The decision is a procedural one that does not speak to the merits of the cases, only their admissibility. But it does show that the court based in Strasbourg believes Russia can be held liable for human rights violations in the breakaway regions of eastern Ukraine from as early as 2014.
Probably the highest-profile component of the case is the Netherlands’ complaint over the shooting down of the Malaysian Airlines Flight MH17 commercial airliner over eastern Ukraine in July 2014. In total, 298 people were killed; 193 of them were Dutch citizens.
What did the court decide?
“Among other things, the Court found that areas in eastern Ukraine in separatist hands were, from May 11, 2014 and up to at least January 26, 2022, under the jurisdiction of the Russian Federation,” the court wrote in a press release concerning the decision. “It referred to the presence in eastern Ukraine of Russian military personnel from April 2014 and the large-scale deployment of Russian troops from August 2014 at the latest.”
Russia had argued that the breakaway regions, identifying as the Donetsk People’s Republic (DPR) and Luhansk People’s Republic (LPR), were under the control of Ukrainian separatist forces at the time. It had flatly denied involvement either in attacks in eastern Ukraine — the basis of Ukraine’s complaints to the court — or the Boeing 777 being shot out of the sky.
The court found that Russia “had a significant influence on the separatists’ military strategy, that it had provided weapons and other military equipment to separatists on a significant scale from the earliest days of the ‘DPR’ and ‘LPR’ and over the following months and years.”
The court held that there was “sufficient evidence to satisfy the burden of proof at the admissibility stage” for “the majority of the complaints by the government of Ukraine.”

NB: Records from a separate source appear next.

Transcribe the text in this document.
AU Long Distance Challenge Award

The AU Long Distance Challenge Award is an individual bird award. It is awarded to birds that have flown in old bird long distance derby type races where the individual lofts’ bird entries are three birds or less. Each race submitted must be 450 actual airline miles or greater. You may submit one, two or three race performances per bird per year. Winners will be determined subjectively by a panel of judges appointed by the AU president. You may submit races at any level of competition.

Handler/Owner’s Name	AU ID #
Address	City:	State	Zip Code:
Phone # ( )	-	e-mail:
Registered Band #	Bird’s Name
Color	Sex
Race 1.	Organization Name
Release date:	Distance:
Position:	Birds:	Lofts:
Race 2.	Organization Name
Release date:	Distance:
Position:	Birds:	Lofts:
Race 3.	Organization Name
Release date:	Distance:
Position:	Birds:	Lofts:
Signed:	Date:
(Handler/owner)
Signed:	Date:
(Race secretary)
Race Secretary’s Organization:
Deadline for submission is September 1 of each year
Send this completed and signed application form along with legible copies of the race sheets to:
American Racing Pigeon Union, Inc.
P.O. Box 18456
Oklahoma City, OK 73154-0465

“Likewise, the evidential threshhold for the purposes of admissibility had been met in respect of the complaints of the Government of the Netherlands,” the ECHR said.
The case can be heard, but will it have any impact in Russia?
The ECHR is an international court of the Council of Europe, with 46 members and not to be confused with the 27-member EU of which Russia was never a part.
It hears cases from one or more signatory states of the European Convention on Human Rights against other signatory states accused of violating one or more of the human rights enshrined in the Convention.
Russia was expelled from the Council of Europe last year as part of the international response to the invasion of Ukraine. It also ceased to be a member of the European Convention on Human Rights. But it was a member for the period at issue in this case.
According to the Council of Europe, “the European Court of Human Rights remains competent to deal with applications against Russia concerning actions or omissions occurring up until September 16, 2022.”
That said, for years the question of to what extent Russia reacted to ECHR rulings against it, if it reacted at all, had been at issue. The Council of Europe said when expelling Russia that “2,129 [ECHR] judgments and decisions have yet to be fully implemented by Russia and remain pending before the Committee of Ministers.”
Wednesday’s ruling that the region was effectively under Russian jurisdiction could open the door for other cases filed by Ukraine.
The next stage of the investigation at the ECHR will examine the merits of the cases, and could take a year or even two.